The Genetic Structure of Human Populations in Africa.
Africa contains the greatest levels of human genetic variation and is the source of the worldwide range expansion of all modern humans. Knowledge of the genetic population boundaries within Africa has important implications for the design and implementation of genetic epidemiologic studies of Africans and African Americans, and for reconstructing modern human origins. A dataset consisting of ~3.7 million genotypes has been generated from the Marshfield panel of 773 microsatellites and 392 in-del polymorphic genetic markers. These markers were genotyped in ~3,200 individuals from >100 diverse ethnic populations across Africa as well as in 118 African Americans and in the CEPH Human Genome Diversity Panel, consisting of 1048 individuals from 51 globally diverse populations. Preliminary analysis of population structure using the program STRUCTURE1 indicates considerably more substructure amongst global populations (estimate for the number of genetic clusters, K, is 12) and amongst African populations (K = 9) than had previously been recognized2. Population clusters are correlated with self-described ethnicity and shared cultural and/or linguistic properties (e.g. Pygmies, Khoisan-speakers, Bantu-speakers, etc). African Americans have predominantly West African Bantu (~80%) and European (~17%) ancestry, although individual admixture levels vary considerably. These results justify the need to include a broad range of geographically and ethnically diverse African populations in studies of human genetic variation. 1Pritchard JK, et al. Genetics 155:945-59 (2000) 2Rosenberg NA, et al. Science 298:2381- 5 (2002).

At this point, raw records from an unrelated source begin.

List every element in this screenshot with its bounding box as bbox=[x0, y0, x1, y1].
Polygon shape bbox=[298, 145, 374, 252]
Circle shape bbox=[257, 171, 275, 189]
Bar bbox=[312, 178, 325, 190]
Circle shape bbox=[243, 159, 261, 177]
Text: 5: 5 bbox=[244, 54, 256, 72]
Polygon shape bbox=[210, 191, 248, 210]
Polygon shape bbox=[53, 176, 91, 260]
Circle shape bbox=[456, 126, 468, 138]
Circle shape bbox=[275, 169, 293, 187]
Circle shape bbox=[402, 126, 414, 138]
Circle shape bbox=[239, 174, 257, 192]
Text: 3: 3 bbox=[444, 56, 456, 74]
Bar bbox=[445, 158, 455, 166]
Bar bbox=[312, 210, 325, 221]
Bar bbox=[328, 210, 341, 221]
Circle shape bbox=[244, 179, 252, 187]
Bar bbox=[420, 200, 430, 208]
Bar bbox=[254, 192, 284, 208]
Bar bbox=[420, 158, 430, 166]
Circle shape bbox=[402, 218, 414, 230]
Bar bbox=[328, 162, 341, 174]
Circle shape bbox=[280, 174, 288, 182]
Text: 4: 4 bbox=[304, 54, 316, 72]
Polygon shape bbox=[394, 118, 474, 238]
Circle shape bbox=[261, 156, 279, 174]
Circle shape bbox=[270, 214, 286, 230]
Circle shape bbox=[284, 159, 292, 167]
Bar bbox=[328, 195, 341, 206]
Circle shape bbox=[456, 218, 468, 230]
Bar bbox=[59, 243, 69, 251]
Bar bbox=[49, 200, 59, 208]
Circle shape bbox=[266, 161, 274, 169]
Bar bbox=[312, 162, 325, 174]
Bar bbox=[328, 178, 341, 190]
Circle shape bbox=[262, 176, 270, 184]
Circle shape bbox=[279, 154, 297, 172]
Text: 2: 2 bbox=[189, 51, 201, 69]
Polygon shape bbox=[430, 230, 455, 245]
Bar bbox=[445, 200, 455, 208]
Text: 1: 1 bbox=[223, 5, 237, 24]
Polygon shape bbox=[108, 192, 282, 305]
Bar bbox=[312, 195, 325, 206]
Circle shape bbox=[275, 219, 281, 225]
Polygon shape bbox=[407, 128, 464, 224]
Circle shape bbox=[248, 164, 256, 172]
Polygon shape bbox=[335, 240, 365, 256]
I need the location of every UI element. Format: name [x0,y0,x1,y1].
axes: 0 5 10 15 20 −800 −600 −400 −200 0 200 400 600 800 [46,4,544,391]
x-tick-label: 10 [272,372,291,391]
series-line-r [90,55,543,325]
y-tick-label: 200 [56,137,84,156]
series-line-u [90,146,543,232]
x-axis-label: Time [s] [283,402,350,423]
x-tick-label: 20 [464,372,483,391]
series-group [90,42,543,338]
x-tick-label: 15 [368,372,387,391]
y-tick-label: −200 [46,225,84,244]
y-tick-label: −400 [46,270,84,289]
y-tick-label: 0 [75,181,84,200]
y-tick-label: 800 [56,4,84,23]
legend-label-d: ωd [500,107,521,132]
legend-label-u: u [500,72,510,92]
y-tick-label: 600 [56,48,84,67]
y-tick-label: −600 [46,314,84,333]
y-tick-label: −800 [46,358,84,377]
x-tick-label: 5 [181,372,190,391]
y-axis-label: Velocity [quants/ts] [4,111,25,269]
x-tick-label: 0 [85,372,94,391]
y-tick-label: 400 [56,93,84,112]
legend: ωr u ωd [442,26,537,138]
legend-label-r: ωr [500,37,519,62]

The rare nonsynonymous SCN5A-S1103Y variant in Caucasians is due to recent African Admixture as revealed by 100k SNP genotyping.
The SCN5A-S1103Y variant is an established and confirmed risk factor conferring an odds ratio up to 8.5 for cardiac ventricular arrhythmias and sudden cardiac death (Splawski et al, Science, 2002, Burke et al., Circulation, 2005, Plant et al., J. Clin. Invest. 2006). In Africans it is a common nonsynonymous SNP (MAF=8%), but it is rarely observed in Caucasians (Chen et al, J. Med. Genet. 2002). In a Bavarian family appearing of entirely Caucasian descent and affected with long QT Syndrome we have detected this variant in heterozygote state as the only causal nonsynonymous variation upon diagnostic ion channel resequencing. To resolve the question, whether in the family the variant was (a) of ancient African descent, (b) due to recent African admixture or (c) a de novo mutation, we analyzed the genetic segment it resided on. Dense SNP genotyping in admixed individuals allows to infer the ethnicity of chromosomal regions if allele frequencies are known in the original populations. Ethnicity inference for any given locus can be carried out by applying the product rule to a sliding window of neighboring SNPs or via modeling ancestry by hidden Markov Chain Monte Carlo Methods (Tang et al. Am. J. Hum. Genet, 2006). By 100k SNP genotyping of the Bavarian family, we demonstate that the S1103 variant is due to recent African admixture (b) and could rule out possibilities (a) and (c). This application demonstrates that inferring ethnicity of chromosomal regions by high density SNP genotyping is a powerful approach with prospects also to admixture mapping of disease loci and population stratification correction of genomewide association mapping of complex disease loci.